Sunday, June 22, 2014

Historical Quiz: "Who Am I?"

Time for an historical quiz:  please identify the following group. 
This people had no internationally acknowledged  government or army.   They lived within the borders of another country, and many in that country considered them to be a threat to their national existence.  Their host country, as a whole, wanted them to leave, and therefore subjected them to humiliation, threats, and intimidation to force them to leave.  Leaving was difficult, for the places to which they wanted to go were reluctant to receive them, and turned them away at their borders.  Many of them did succeed in leaving even so, but many stayed, believing that the country in which they were born was their home.  These people were treated as distinctly second-class citizens.  The economic measures to which they were subjected meant that they lived a much more wretched life and with a much lower standard of living than those around them.  They sought to protest the injustice of the discrimination and oppression, but found themselves helpless before a more powerful regime, who enforced their dominance and will through armed might.  This regime forced them to live in confined ghettoized spaces.  To survive, the oppressed minority had to work for those who oppressed them, and any resistance or hint of rebellion was ruthlessly punished.  Question:  who is this oppressed group?

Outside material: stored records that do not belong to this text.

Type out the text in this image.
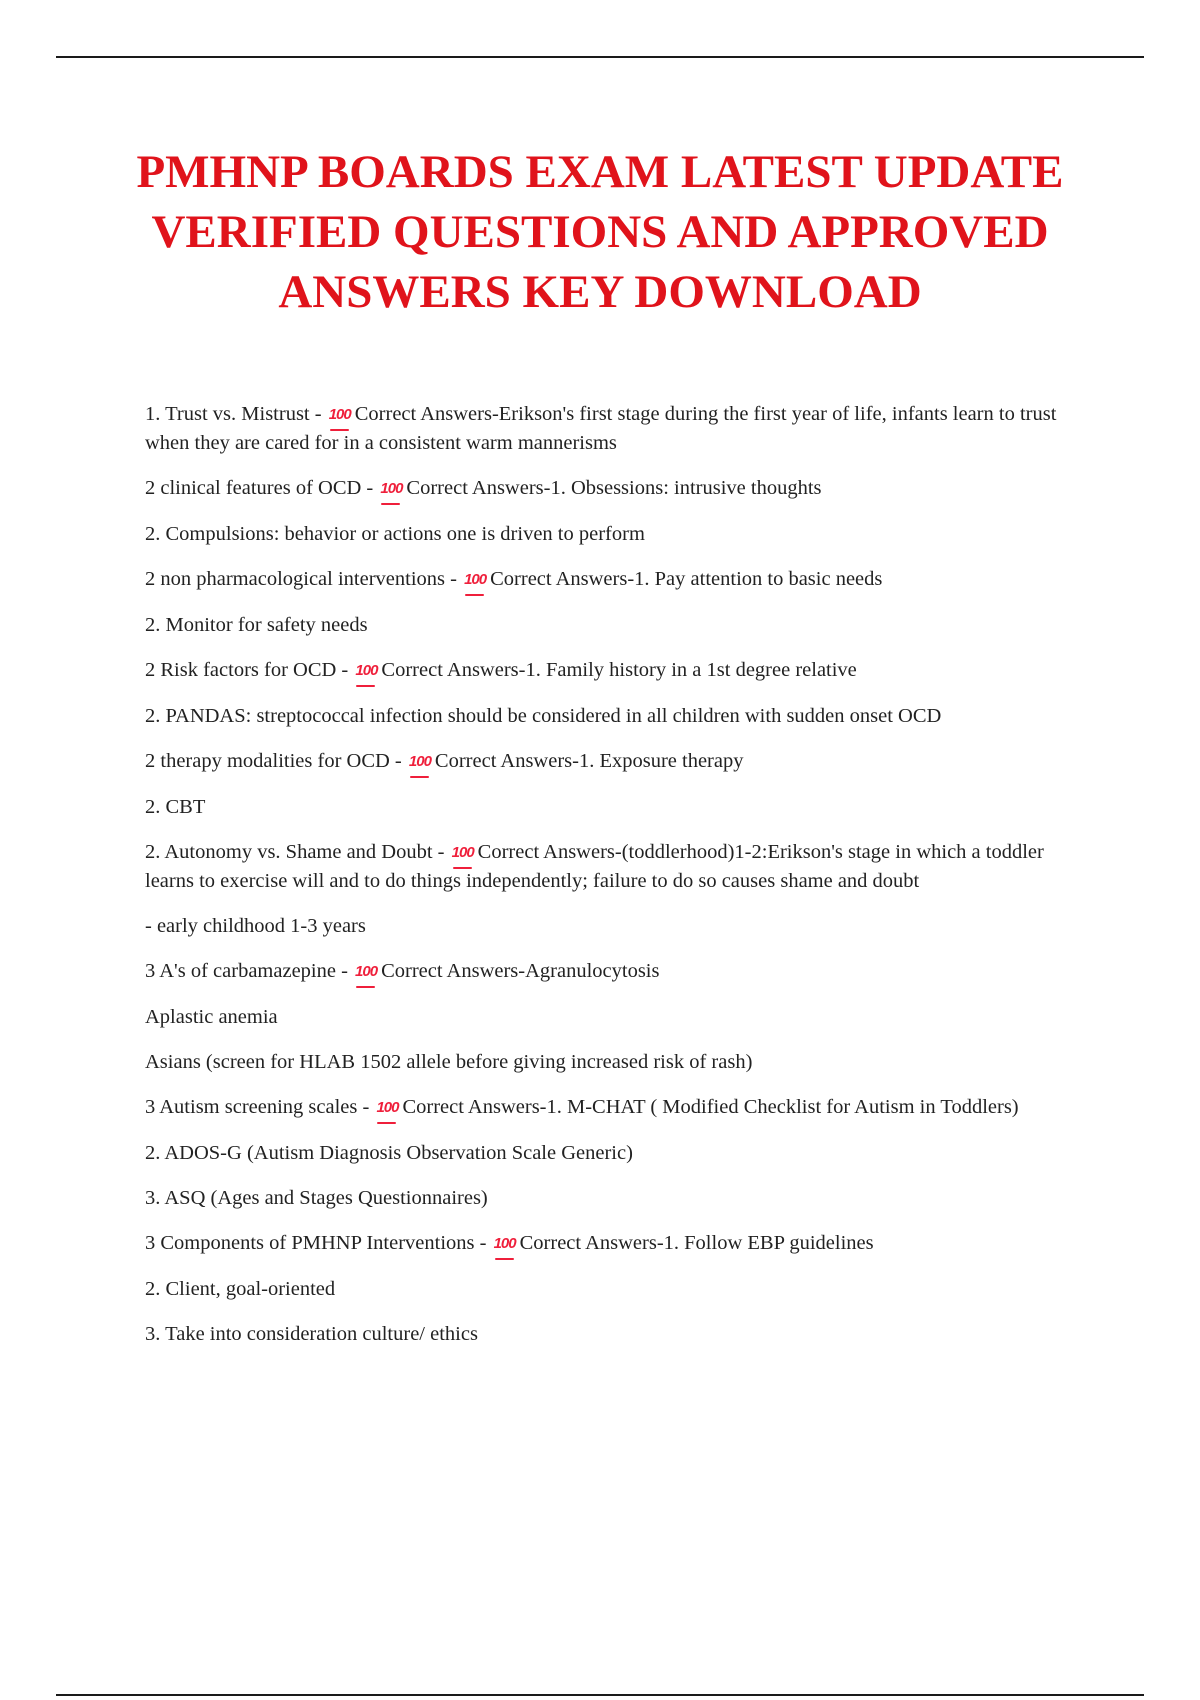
PMHNP BOARDS EXAM LATEST UPDATE VERIFIED QUESTIONS AND APPROVED ANSWERS KEY DOWNLOAD

1. Trust vs. Mistrust - 100 Correct Answers-Erikson's first stage during the first year of life, infants learn to trust when they are cared for in a consistent warm mannerisms

2 clinical features of OCD - 100 Correct Answers-1. Obsessions: intrusive thoughts

2. Compulsions: behavior or actions one is driven to perform

2 non pharmacological interventions - 100 Correct Answers-1. Pay attention to basic needs

2. Monitor for safety needs

2 Risk factors for OCD - 100 Correct Answers-1. Family history in a 1st degree relative

2. PANDAS: streptococcal infection should be considered in all children with sudden onset OCD

2 therapy modalities for OCD - 100 Correct Answers-1. Exposure therapy

2. CBT

2. Autonomy vs. Shame and Doubt - 100 Correct Answers-(toddlerhood)1-2:Erikson's stage in which a toddler learns to exercise will and to do things independently; failure to do so causes shame and doubt

- early childhood 1-3 years

3 A's of carbamazepine - 100 Correct Answers-Agranulocytosis

Aplastic anemia

Asians (screen for HLAB 1502 allele before giving increased risk of rash)

3 Autism screening scales - 100 Correct Answers-1. M-CHAT ( Modified Checklist for Autism in Toddlers)

2. ADOS-G (Autism Diagnosis Observation Scale Generic)

3. ASQ (Ages and Stages Questionnaires)

3 Components of PMHNP Interventions - 100 Correct Answers-1. Follow EBP guidelines

2. Client, goal-oriented

3. Take into consideration culture/ ethics
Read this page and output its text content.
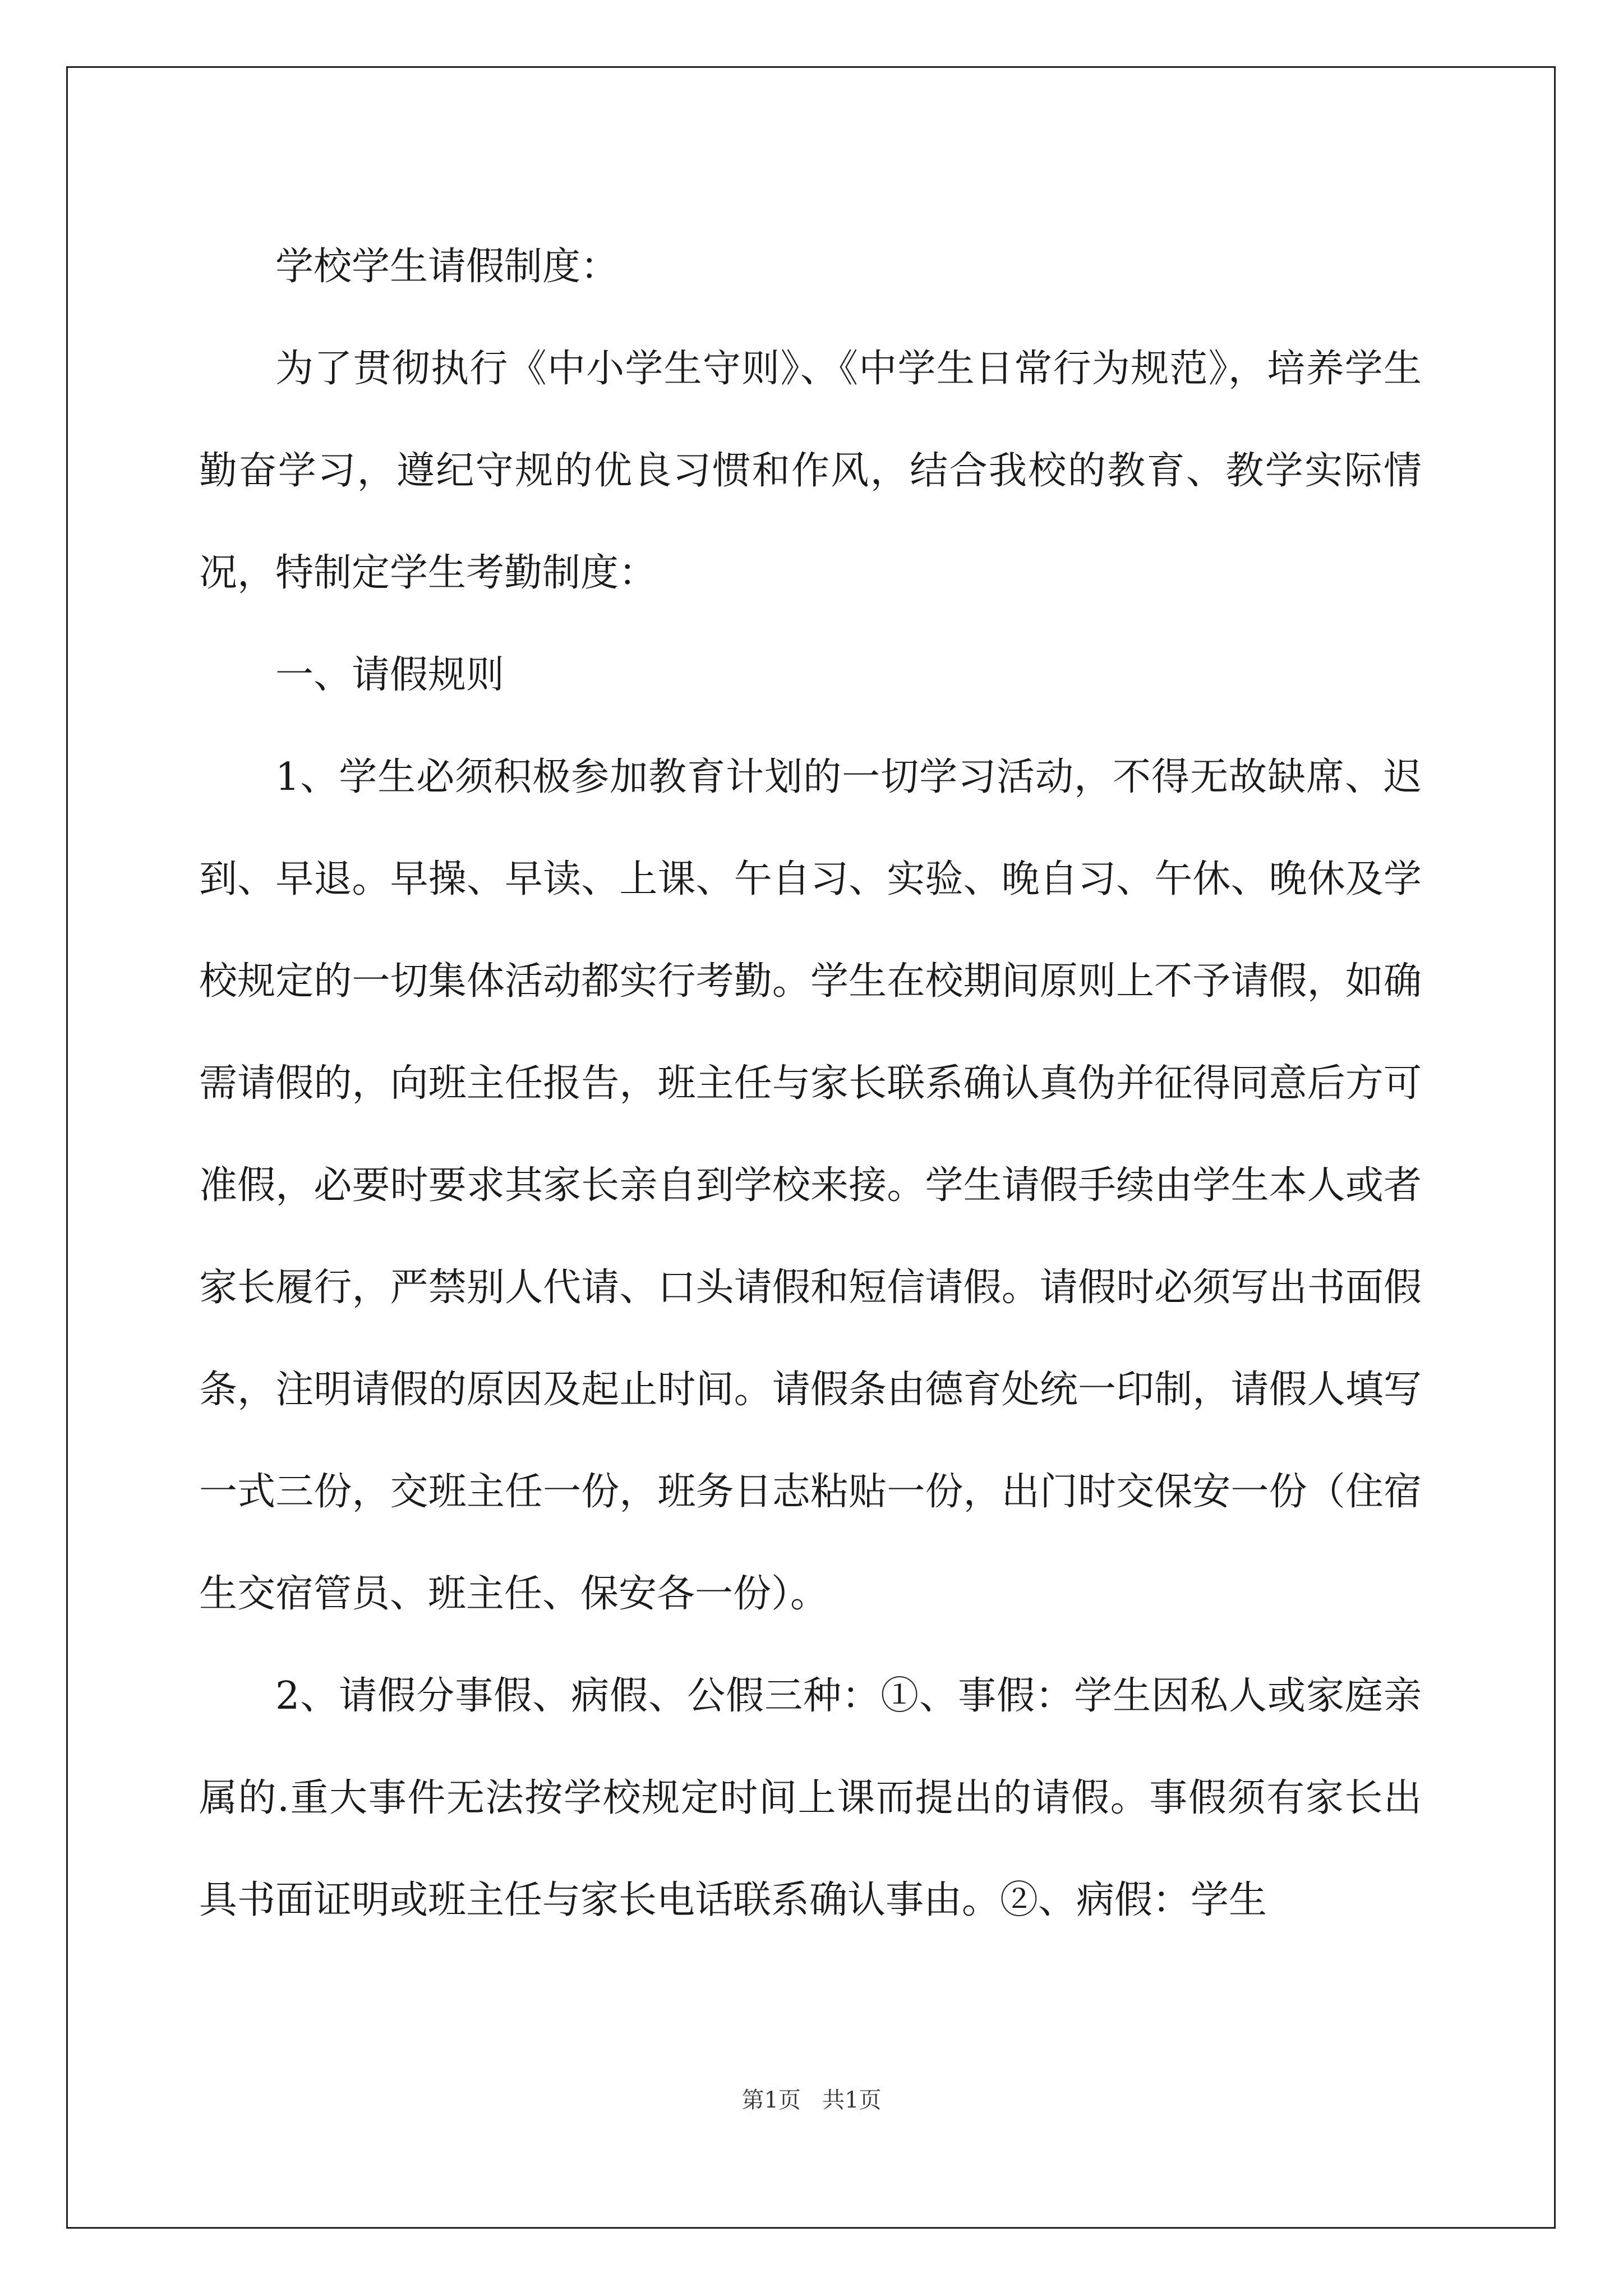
学校学生请假制度：

为了贯彻执行《中小学生守则》、《中学生日常行为规范》，培养学生勤奋学习，遵纪守规的优良习惯和作风，结合我校的教育、教学实际情况，特制定学生考勤制度：

一、请假规则

1、学生必须积极参加教育计划的一切学习活动，不得无故缺席、迟到、早退。早操、早读、上课、午自习、实验、晚自习、午休、晚休及学校规定的一切集体活动都实行考勤。学生在校期间原则上不予请假，如确需请假的，向班主任报告，班主任与家长联系确认真伪并征得同意后方可准假，必要时要求其家长亲自到学校来接。学生请假手续由学生本人或者家长履行，严禁别人代请、口头请假和短信请假。请假时必须写出书面假条，注明请假的原因及起止时间。请假条由德育处统一印制，请假人填写一式三份，交班主任一份，班务日志粘贴一份，出门时交保安一份（住宿生交宿管员、班主任、保安各一份）。

2、请假分事假、病假、公假三种：①、事假：学生因私人或家庭亲属的.重大事件无法按学校规定时间上课而提出的请假。事假须有家长出具书面证明或班主任与家长电话联系确认事由。②、病假：学生

第1页 共1页
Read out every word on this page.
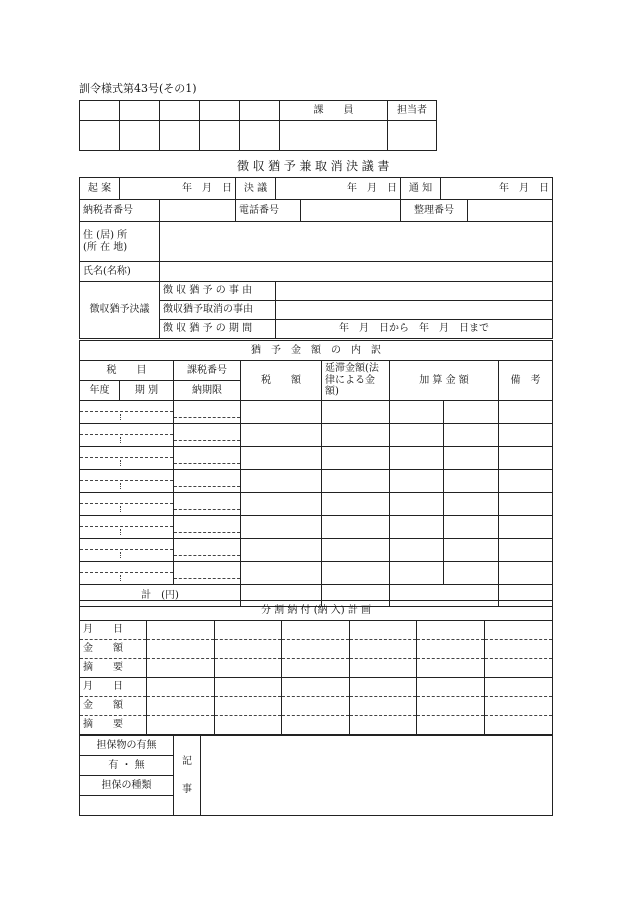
訓令様式第43号(その1)
					課　　員	担当者

徴収猶予兼取消決議書
起 案	年　月　日		決 議	年　月　日		通 知	年　月　日	
納税者番号			電話番号			整理番号		

住 (居) 所
(所 在 地)								

氏名(名称)								
徴収猶予決議		徴 収 猶 予 の 事 由						
		徴収猶予取消の事由						
		徴 収 猶 予 の 期 間		年　月　日から　年　月　日まで				
猶　予　金　額　の　内　訳							
税　　目		課税番号	税　　額	延滞金額(法律による金額)	加 算 金 額		備　考
年度	期 別	納期限					

計　(円)							
分 割 納 付 (納 入) 計 画						
月　　日						
金　　額						
摘　　要						
月　　日						
金　　額						
摘　　要						
担保物の有無	
記
事

有 ・ 無
担保の種類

If you said, “The Jews in National Socialist Germany in the 1930s”, you get part marks, for the above description does indeed fit the Jews living in the Third Reich at that time.  But not full marks.  For I was actually describing the Palestinians living in the State of Israel in the latter part of the 20th century, whose lamentable situation continues to the present hour. 
The Arab-Israeli conflict is exceedingly complex, and defies easy analysis.  In particular it resists labeling any group as “the Good Guys” or “the Bad Guys”, unlike the situation in Nazi Germany, where the Nazis were clearly the Bad Guys, and where the Jews they oppressed were simply the innocent victims.  (Let us remember that the global Jewish conspiracy to run the world, expressed in such forgeries as the “Protocols of Zion”, to which the Nazis called attention to justify the oppression, was simply a fantasy, and that Germany never was under threat by the Jews in their country or anywhere else.)  But though there is no exact parallelism between the Jews in Nazi Germany and the Palestinians in the State of Israel, there are certain resemblances, mentioned above.  In particular, the average Palestinian in the Zionist State is subjected to oppression, humiliation, and injustice, and such things are done at a cost.  Certainly terrorism is always evil, but such evil fruit, while remaining evil, is not inexplicable.  It is the result of hatred born through the endurance of prolonged injustice, and of unshakable despair.   
Being a pastor and not a politician, I have no easy solution to offer the prolonged conflict in the Middle East.  Whether the solution is to be found in two states or one state, I have no idea.  How the political and national borders are to be drawn now (having once been drawn by Europeans who had, I submit, no right to draw them) is a task beyond my wisdom.  But I know that regardless how national borders are to be drawn, the true final solution (yes, I choose the phrase advisedly) involves love, and mutual embrace, and self-crucifixion.  Arab and Israeli must embrace one another, whether or not their arms reach across national boundaries.  Each must put to death, at great personal emotional cost, their own desire for justice, for justice must be sacrificed in this age for peace.  Past wrongs cannot be easily righted, nor can pain be washed away in another’s blood.  Forgiving the other will be hard and painful, and will feel to the person doing the forgiving like death and dying.  Each side must gather up all their grievances, real or imagined, and cast them into the deep abyss of God’s mercy.  Sons and fathers and grandfathers have killed each other; both sides have seen beloved family members unjustly slain.  These things cannot be fruitfully avenged, nor can the pain be assuaged in this age.  God calls all to look not at those who have died and who still live with pain, but rather at those yet to be born.  For their sake, justice must be sacrificed on the altar of grace. 
I am keenly aware how naively idealistic these words must sound, and especially to those who have suffered loss.  Writing them from my peaceful home in Canada, from the midst of a family which has never known unjust oppression or terrorist death, may seem to undercut my right to say these words.  And I know how unlikely it is for those who have suffered to forego their rights, and to silence their cry for justice and retribution.  But this remains the only path to sanity and to offering a good life to those yet to be born.  Whether or not it sounds naïve, this path must be trod.  I am reminded here of the words of G. K. Chesterton about Christianity:  some accused Christianity of being tried and found wanting.  Chesterton countered that, on the contrary, it was found difficult, and left untried.   The same could be said for the only hope for peace and sanity in the Middle East.  It has certainly been found difficult.   God grant that it may not forever be left untried.